Who wrote that? Scott Klusendorf? No – Paul Ryan!

He actually opposes focusing only on fiscal issues at the expense of social issues – this man is a man who social conservatives can get behind.

He is also solid on national defense.

Excerpt:

Rep. Paul Ryan (R-Wis.) gave a speech Thursday to the Alexander Hamilton Society in Washington. If one is looking for clues as to Ryan’s interests beyond chairing the House Budget Committee, a speech, as he put it, to “a room full of national security experts about American foreign policy” would merit attention.

…Ryan delivered an above-the-fray talk on the subject of American uniqueness (a less loaded term) and the myth that American decline in inevitable. He posited, “Our fiscal policy and our foreign policy are on a collision course; and if we fail to put our budget on a sustainable path, then we are choosing decline as a world power.”

Ryan contends that the debt crisis is not a bookkeeping problem or even simply a domestic problem; it is about maintaining our status as a superpower and about American values.

[…]He plainly is not with the cut-and-run set on Afghanistan. “Although the war has been long and the human costs high, failure would be a blow to American prestige and would reinvigorate al-Qaeda, which is reeling from the death of its leader. Now is the time to lock in the success that is within reach.” Nor can he be accused of wanting to “go it alone.” “The Obama administration has taken our allies for granted and accepted too willingly the decline of their capacity for international action. Our alliances were vital to our victory in the Cold War, and they need to be revitalized to see us through the 21st century.”

As for China, he bats down the idea that we should go along to get along… He’s clear that China has “very different values and interests from our own.”

And finally on defense spending, he rejects the sort of penny-pinching isolationism of Jon Huntsman or Rep. Ron Paul (R-Tex.).

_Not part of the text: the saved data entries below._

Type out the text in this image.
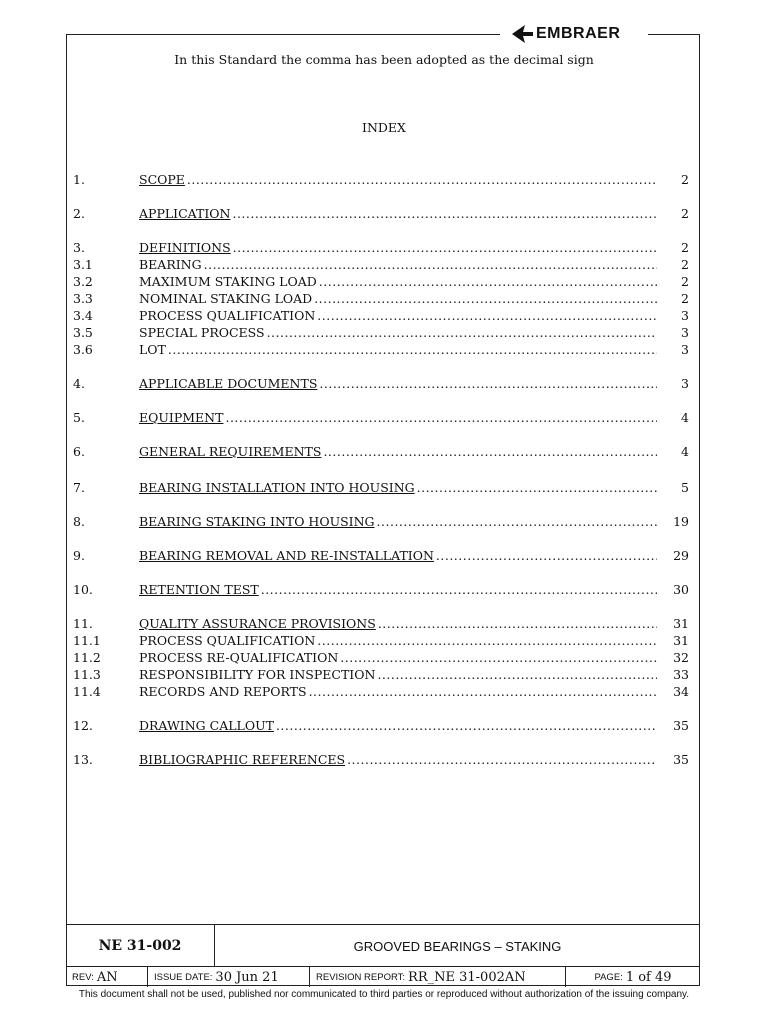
EMBRAER
In this Standard the comma has been adopted as the decimal sign
INDEX
1.	SCOPE .....	2
2.	APPLICATION .....	2
3.	DEFINITIONS .....	2
3.1	BEARING .....	2
3.2	MAXIMUM STAKING LOAD .....	2
3.3	NOMINAL STAKING LOAD .....	2
3.4	PROCESS QUALIFICATION .....	3
3.5	SPECIAL PROCESS .....	3
3.6	LOT .....	3
4.	APPLICABLE DOCUMENTS .....	3
5.	EQUIPMENT .....	4
6.	GENERAL REQUIREMENTS .....	4
7.	BEARING INSTALLATION INTO HOUSING .....	5
8.	BEARING STAKING INTO HOUSING .....	19
9.	BEARING REMOVAL AND RE-INSTALLATION .....	29
10.	RETENTION TEST .....	30
11.	QUALITY ASSURANCE PROVISIONS .....	31
11.1	PROCESS QUALIFICATION .....	31
11.2	PROCESS RE-QUALIFICATION .....	32
11.3	RESPONSIBILITY FOR INSPECTION .....	33
11.4	RECORDS AND REPORTS .....	34
12.	DRAWING CALLOUT .....	35
13.	BIBLIOGRAPHIC REFERENCES .....	35
NE 31-002	GROOVED BEARINGS – STAKING
REV: AN	ISSUE DATE: 30 Jun 21	REVISION REPORT: RR_NE 31-002AN	PAGE: 1 of 49
This document shall not be used, published nor communicated to third parties or reproduced without authorization of the issuing company.
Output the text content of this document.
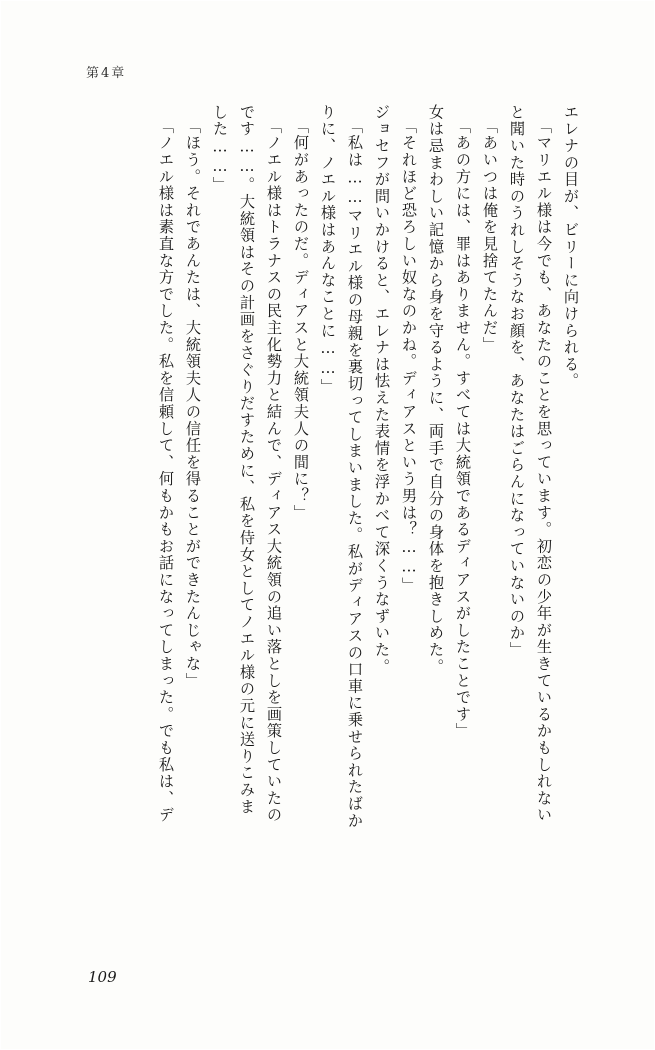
第4章
エレナの目が、ビリーに向けられる。
「マリエル様は今でも、あなたのことを思っています。初恋の少年が生きているかもしれない
と聞いた時のうれしそうなお顔を、あなたはごらんになっていないのか」
「あいつは俺を見捨てたんだ」
「あの方には、罪はありません。すべては大統領であるディアスがしたことです」
女は忌まわしい記憶から身を守るように、両手で自分の身体を抱きしめた。
「それほど恐ろしい奴なのかね。ディアスという男は？……」
ジョセフが問いかけると、エレナは怯えた表情を浮かべて深くうなずいた。
「私は……マリエル様の母親を裏切ってしまいました。私がディアスの口車に乗せられたばか
りに、ノエル様はあんなことに……」
「何があったのだ。ディアスと大統領夫人の間に？」
「ノエル様はトラナスの民主化勢力と結んで、ディアス大統領の追い落としを画策していたの
です……。大統領はその計画をさぐりだすために、私を侍女としてノエル様の元に送りこみま
した……」
「ほう。それであんたは、大統領夫人の信任を得ることができたんじゃな」
「ノエル様は素直な方でした。私を信頼して、何もかもお話になってしまった。でも私は、デ
109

I have blogged about Paul Ryan continuously over the life of this blog – probably second only to Michele Bachmann. Definitely more than my other favorites Marco Rubio and Bobby Jindal. I think it’s telling that Romney chose one of my 4 favorites.

So we are basically getting a full spectrum conservative (social, fiscal, defense) who can debate calmly and confidently, and with the support of evidence. Ryan also has a solidly middle-class background. I now predict a Romney-Ryan victory in November.